ARIC Predicted OV patients' survival curve


## Section 5: Computational Efficiency Comparison

Computational efficiency is largely influenced by the number of markers. Therefore, we compared the computation time with both different methods and different marker numbers.

We generated in silico mixed gene expression data with different marker numbers (100, 500, 1000, 2000, 5000, 7000 and 10000). In order to get a reliable result, we generated 10 datasets and each dataset had 50 samples for each situation with different marker numbers. We compared the mean computation time for 50 samples and summarized the results in the foloowing table.

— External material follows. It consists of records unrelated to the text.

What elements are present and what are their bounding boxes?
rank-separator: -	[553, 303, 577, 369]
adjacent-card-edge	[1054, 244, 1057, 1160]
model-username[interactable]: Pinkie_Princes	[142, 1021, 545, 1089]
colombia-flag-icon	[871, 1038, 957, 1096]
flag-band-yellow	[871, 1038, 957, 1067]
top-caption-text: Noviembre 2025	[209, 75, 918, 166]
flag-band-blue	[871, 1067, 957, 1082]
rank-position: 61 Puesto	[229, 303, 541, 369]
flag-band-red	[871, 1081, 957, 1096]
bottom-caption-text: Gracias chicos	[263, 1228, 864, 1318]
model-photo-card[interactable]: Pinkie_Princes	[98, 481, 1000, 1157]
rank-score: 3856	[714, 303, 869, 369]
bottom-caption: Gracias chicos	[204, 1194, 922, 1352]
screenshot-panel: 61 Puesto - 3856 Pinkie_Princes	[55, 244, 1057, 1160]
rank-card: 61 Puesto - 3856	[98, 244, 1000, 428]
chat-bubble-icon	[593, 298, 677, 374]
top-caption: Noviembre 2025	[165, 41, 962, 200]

Computational Efficiency Comparison


ARIC needs to compute component-wise condition number after removing each collinearity marker. Therefore, the computational time will be longer than matrix operation-based methods like dtangle and deconRNAseq. The computational efficiencies of ARIC, EPIC and FARDEEP are at the same level. In addition, computational time of CIBERSORT growth drastically with the increase of marker number. Thus, we strongly recommended filtering low quality markers before deconvolution.

## Citation

Zhang, Wei, Hanwen Xu, Rong Qiao, Bixi Zhong, Xianglin Zhang, Jin Gu, Xuegong Zhang, Lei Wei, and Xiaowo Wang. "ARIC: accurate and robust inference of cell type proportions from bulk gene expression or DNA methylation data." Briefings in Bioinformatics 23, no. 1 (2022): bbab362.